Computation and Masking

Necessary

  • Time to learn: 20 minutes

Imports

import cartopy.crs as ccrs
import matplotlib.pyplot as plt
import xarray as xr
from pythia_datasets import DATASETS

Niño 3.4 Index

In this notebook, we are going to combine all concepts/topics we’ve covered so far to compute Niño 3.4 Index for the CESM2 submission for the CMIP6 project.

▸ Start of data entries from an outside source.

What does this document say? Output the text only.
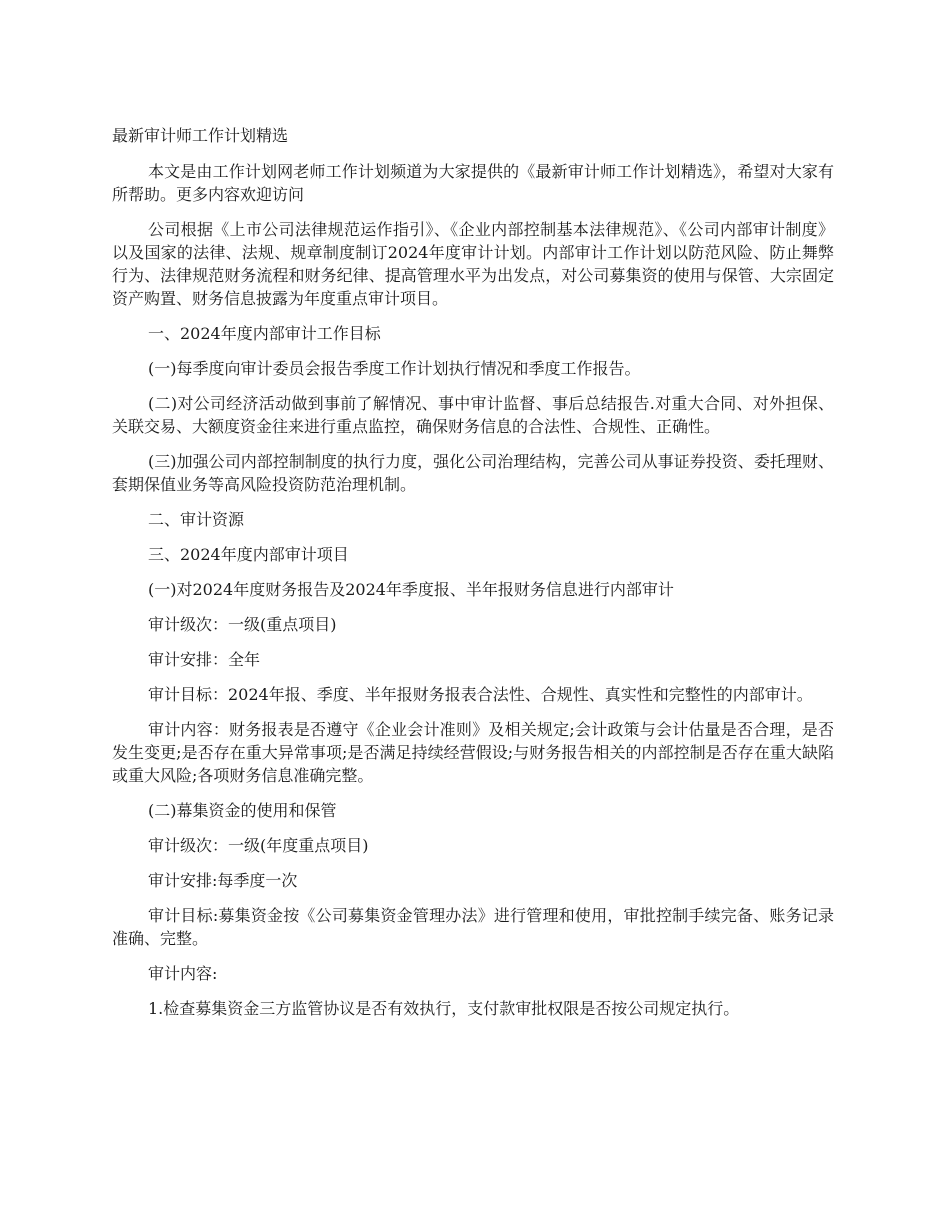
最新审计师工作计划精选

本文是由工作计划网老师工作计划频道为大家提供的《最新审计师工作计划精选》，希望对大家有所帮助。更多内容欢迎访问

公司根据《上市公司法律规范运作指引》、《企业内部控制基本法律规范》、《公司内部审计制度》以及国家的法律、法规、规章制度制订2024年度审计计划。内部审计工作计划以防范风险、防止舞弊行为、法律规范财务流程和财务纪律、提高管理水平为出发点，对公司募集资的使用与保管、大宗固定资产购置、财务信息披露为年度重点审计项目。

一、2024年度内部审计工作目标

(一)每季度向审计委员会报告季度工作计划执行情况和季度工作报告。

(二)对公司经济活动做到事前了解情况、事中审计监督、事后总结报告.对重大合同、对外担保、关联交易、大额度资金往来进行重点监控，确保财务信息的合法性、合规性、正确性。

(三)加强公司内部控制制度的执行力度，强化公司治理结构，完善公司从事证券投资、委托理财、套期保值业务等高风险投资防范治理机制。

二、审计资源

三、2024年度内部审计项目

(一)对2024年度财务报告及2024年季度报、半年报财务信息进行内部审计

审计级次：一级(重点项目)

审计安排：全年

审计目标：2024年报、季度、半年报财务报表合法性、合规性、真实性和完整性的内部审计。

审计内容：财务报表是否遵守《企业会计准则》及相关规定;会计政策与会计估量是否合理，是否发生变更;是否存在重大异常事项;是否满足持续经营假设;与财务报告相关的内部控制是否存在重大缺陷或重大风险;各项财务信息准确完整。

(二)幕集资金的使用和保管

审计级次：一级(年度重点项目)

审计安排:每季度一次

审计目标:募集资金按《公司募集资金管理办法》进行管理和使用，审批控制手续完备、账务记录准确、完整。

审计内容:

1.检查募集资金三方监管协议是否有效执行，支付款审批权限是否按公司规定执行。
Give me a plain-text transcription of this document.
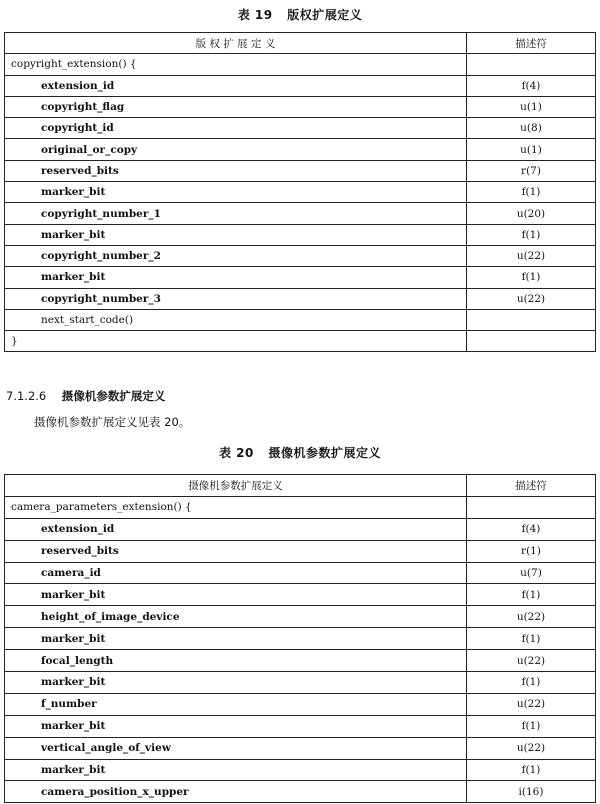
表 19 版权扩展定义
版 权 扩 展 定 义	描述符
copyright_extension() {	
extension_id	f(4)
copyright_flag	u(1)
copyright_id	u(8)
original_or_copy	u(1)
reserved_bits	r(7)
marker_bit	f(1)
copyright_number_1	u(20)
marker_bit	f(1)
copyright_number_2	u(22)
marker_bit	f(1)
copyright_number_3	u(22)
next_start_code()	
}	
7.1.2.6 摄像机参数扩展定义
摄像机参数扩展定义见表 20。
表 20 摄像机参数扩展定义
摄像机参数扩展定义	描述符
camera_parameters_extension() {	
extension_id	f(4)
reserved_bits	r(1)
camera_id	u(7)
marker_bit	f(1)
height_of_image_device	u(22)
marker_bit	f(1)
focal_length	u(22)
marker_bit	f(1)
f_number	u(22)
marker_bit	f(1)
vertical_angle_of_view	u(22)
marker_bit	f(1)
camera_position_x_upper	i(16)
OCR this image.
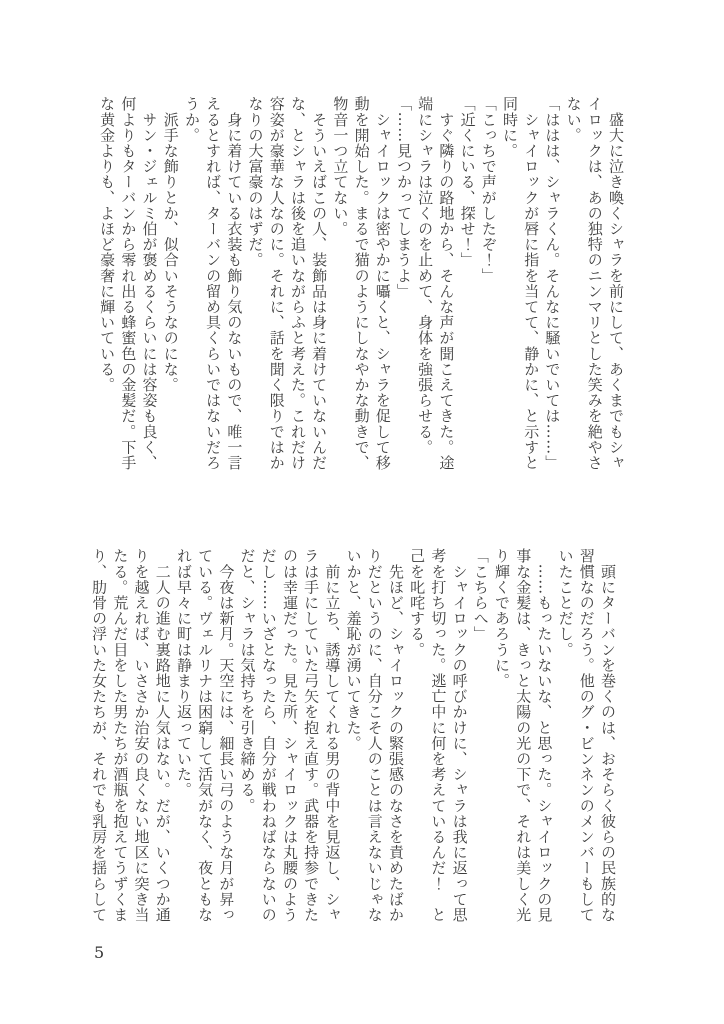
　盛大に泣き喚くシャラを前にして、あくまでもシャ

イロックは、あの独特のニンマリとした笑みを絶やさ

ない。

「ははは、シャラくん。そんなに騒いでいては……」

　シャイロックが唇に指を当てて、静かに、と示すと

同時に。

「こっちで声がしたぞ！」

「近くにいる、探せ！」

　すぐ隣りの路地から、そんな声が聞こえてきた。途

端にシャラは泣くのを止めて、身体を強張らせる。

「……見つかってしまうよ」

　シャイロックは密やかに囁くと、シャラを促して移

動を開始した。まるで猫のようにしなやかな動きで、

物音一つ立てない。

　そういえばこの人、装飾品は身に着けていないんだ

な、とシャラは後を追いながらふと考えた。これだけ

容姿が豪華な人なのに。それに、話を聞く限りではか

なりの大富豪のはずだ。

　身に着けている衣装も飾り気のないもので、唯一言

えるとすれば、ターバンの留め具くらいではないだろ

うか。

　派手な飾りとか、似合いそうなのにな。

　サン・ジェルミ伯が褒めるくらいには容姿も良く、

何よりもターバンから零れ出る蜂蜜色の金髪だ。下手

な黄金よりも、よほど豪奢に輝いている。

　頭にターバンを巻くのは、おそらく彼らの民族的な

習慣なのだろう。他のグ・ビンネンのメンバーもして

いたことだし。

　……もったいないな、と思った。シャイロックの見

事な金髪は、きっと太陽の光の下で、それは美しく光

り輝くであろうに。

「こちらへ」

　シャイロックの呼びかけに、シャラは我に返って思

考を打ち切った。逃亡中に何を考えているんだ！　と

己を叱咤する。

　先ほど、シャイロックの緊張感のなさを責めたばか

りだというのに、自分こそ人のことは言えないじゃな

いかと、羞恥が湧いてきた。

　前に立ち、誘導してくれる男の背中を見返し、シャ

ラは手にしていた弓矢を抱え直す。武器を持参できた

のは幸運だった。見た所、シャイロックは丸腰のよう

だし……いざとなったら、自分が戦わねばならないの

だと、シャラは気持ちを引き締める。

　今夜は新月。天空には、細長い弓のような月が昇っ

ている。ヴェルリナは困窮して活気がなく、夜ともな

れば早々に町は静まり返っていた。

　二人の進む裏路地に人気はない。だが、いくつか通

りを越えれば、いささか治安の良くない地区に突き当

たる。荒んだ目をした男たちが酒瓶を抱えてうずくま

り、肋骨の浮いた女たちが、それでも乳房を揺らして

5
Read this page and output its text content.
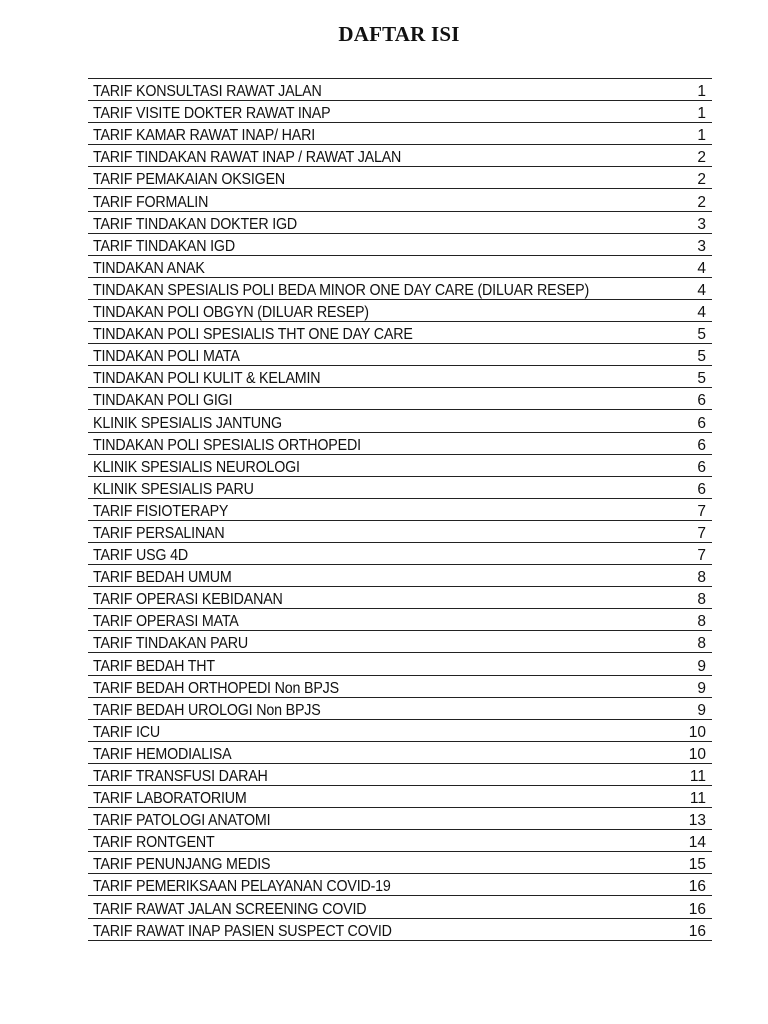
DAFTAR ISI
TARIF KONSULTASI RAWAT JALAN	1
TARIF VISITE DOKTER RAWAT INAP	1
TARIF KAMAR RAWAT INAP/ HARI	1
TARIF TINDAKAN RAWAT INAP / RAWAT JALAN	2
TARIF PEMAKAIAN OKSIGEN	2
TARIF FORMALIN	2
TARIF TINDAKAN DOKTER IGD	3
TARIF TINDAKAN IGD	3
TINDAKAN ANAK	4
TINDAKAN SPESIALIS POLI BEDA MINOR ONE DAY CARE (DILUAR RESEP)	4
TINDAKAN POLI OBGYN (DILUAR RESEP)	4
TINDAKAN POLI SPESIALIS THT ONE DAY CARE	5
TINDAKAN POLI MATA	5
TINDAKAN POLI KULIT & KELAMIN	5
TINDAKAN POLI GIGI	6
KLINIK SPESIALIS JANTUNG	6
TINDAKAN POLI SPESIALIS ORTHOPEDI	6
KLINIK SPESIALIS NEUROLOGI	6
KLINIK SPESIALIS PARU	6
TARIF FISIOTERAPY	7
TARIF PERSALINAN	7
TARIF USG 4D	7
TARIF BEDAH UMUM	8
TARIF OPERASI KEBIDANAN	8
TARIF OPERASI MATA	8
TARIF TINDAKAN PARU	8
TARIF BEDAH THT	9
TARIF BEDAH ORTHOPEDI Non BPJS	9
TARIF BEDAH UROLOGI Non BPJS	9
TARIF ICU	10
TARIF HEMODIALISA	10
TARIF TRANSFUSI DARAH	11
TARIF LABORATORIUM	11
TARIF PATOLOGI ANATOMI	13
TARIF RONTGENT	14
TARIF PENUNJANG MEDIS	15
TARIF PEMERIKSAAN PELAYANAN COVID-19	16
TARIF RAWAT JALAN SCREENING COVID	16
TARIF RAWAT INAP PASIEN SUSPECT COVID	16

Niño 3.4 (5N-5S, 170W-120W): The Niño 3.4 anomalies may be thought of as representing the average equatorial SSTs across the Pacific from about the dateline to the South American coast. The Niño 3.4 index typically uses a 5-month running mean, and El Niño or La Niña events are defined when the Niño 3.4 SSTs exceed +/- 0.4C for a period of six months or more.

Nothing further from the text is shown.